We said we knew all about the tea-party and the guests.
"Oh, you do, do you?" said Bill; "then you know a good deal! Chichester can tell you a bit more about the dark one if you like to ask him!"
"He seems to have outgrown his fancy for fair people," I said.
Philippa put her nose in the air.
"He's gorgeously dressed for the occasion," continued Bill.
"More than you are!" said his mother.
"Oh, my one don't care. No more does Ronnie's. What they enjoyed was the engine-room."
"It seems to me," said Lady Derryclare to Philippa, "that we are rather superfluous to this entertainment."

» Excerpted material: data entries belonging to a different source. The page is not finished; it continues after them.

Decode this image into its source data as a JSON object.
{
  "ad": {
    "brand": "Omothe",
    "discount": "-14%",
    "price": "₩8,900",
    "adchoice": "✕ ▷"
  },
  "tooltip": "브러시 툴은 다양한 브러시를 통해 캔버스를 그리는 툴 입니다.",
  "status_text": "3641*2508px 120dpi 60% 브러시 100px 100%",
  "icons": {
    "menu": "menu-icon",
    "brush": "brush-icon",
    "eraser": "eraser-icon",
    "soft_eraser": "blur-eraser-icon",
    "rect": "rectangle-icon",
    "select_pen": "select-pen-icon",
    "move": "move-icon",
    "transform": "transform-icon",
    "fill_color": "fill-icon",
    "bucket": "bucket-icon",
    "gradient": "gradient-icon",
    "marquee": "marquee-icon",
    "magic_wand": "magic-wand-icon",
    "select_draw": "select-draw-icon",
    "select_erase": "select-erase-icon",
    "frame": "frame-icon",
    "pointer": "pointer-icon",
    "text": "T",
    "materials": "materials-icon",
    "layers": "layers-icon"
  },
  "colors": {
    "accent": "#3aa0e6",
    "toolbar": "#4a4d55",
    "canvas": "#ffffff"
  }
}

Chichester stood at the gangway and helped the ladies on to the narrow, hog-backed deck of the Sheila. He was indeed beautifully dressed, but to the critical eye it seemed that the spotless grey flannel suit hung a shade easier, and that the line of his cheek was less freshly rounded. His nose had warmed to a healthful scarlet, but his eye was cold, and distinctly bleak. He was silent, not, it was obvious to me, because he had nothing to say, but because he might have more to say than would be convenient. In all senses save the literal one he suggested the simple phrase, "Fed up." I felt for him. As I saw the grim deck-bosses on which we might have to sit, and the dark mouth of the cabin in which we might have to eat, and tripped over a rope, and grasped at the boom, which yielded instead of supporting me, I thought with a lover's ardour of the superiority—whether as means of progression or as toy—of the little car, tucked away in the Eyries publican's back-yard, where neither chick nor child would find her.
"You ought to have come with us, Yeates," said Derryclare, emerging from the companion-hatch with a fishing-line in his hand. "Great sport! we got a hundred and fifty yesterday—beats trout-fishing! Doesn't it, Chichester?"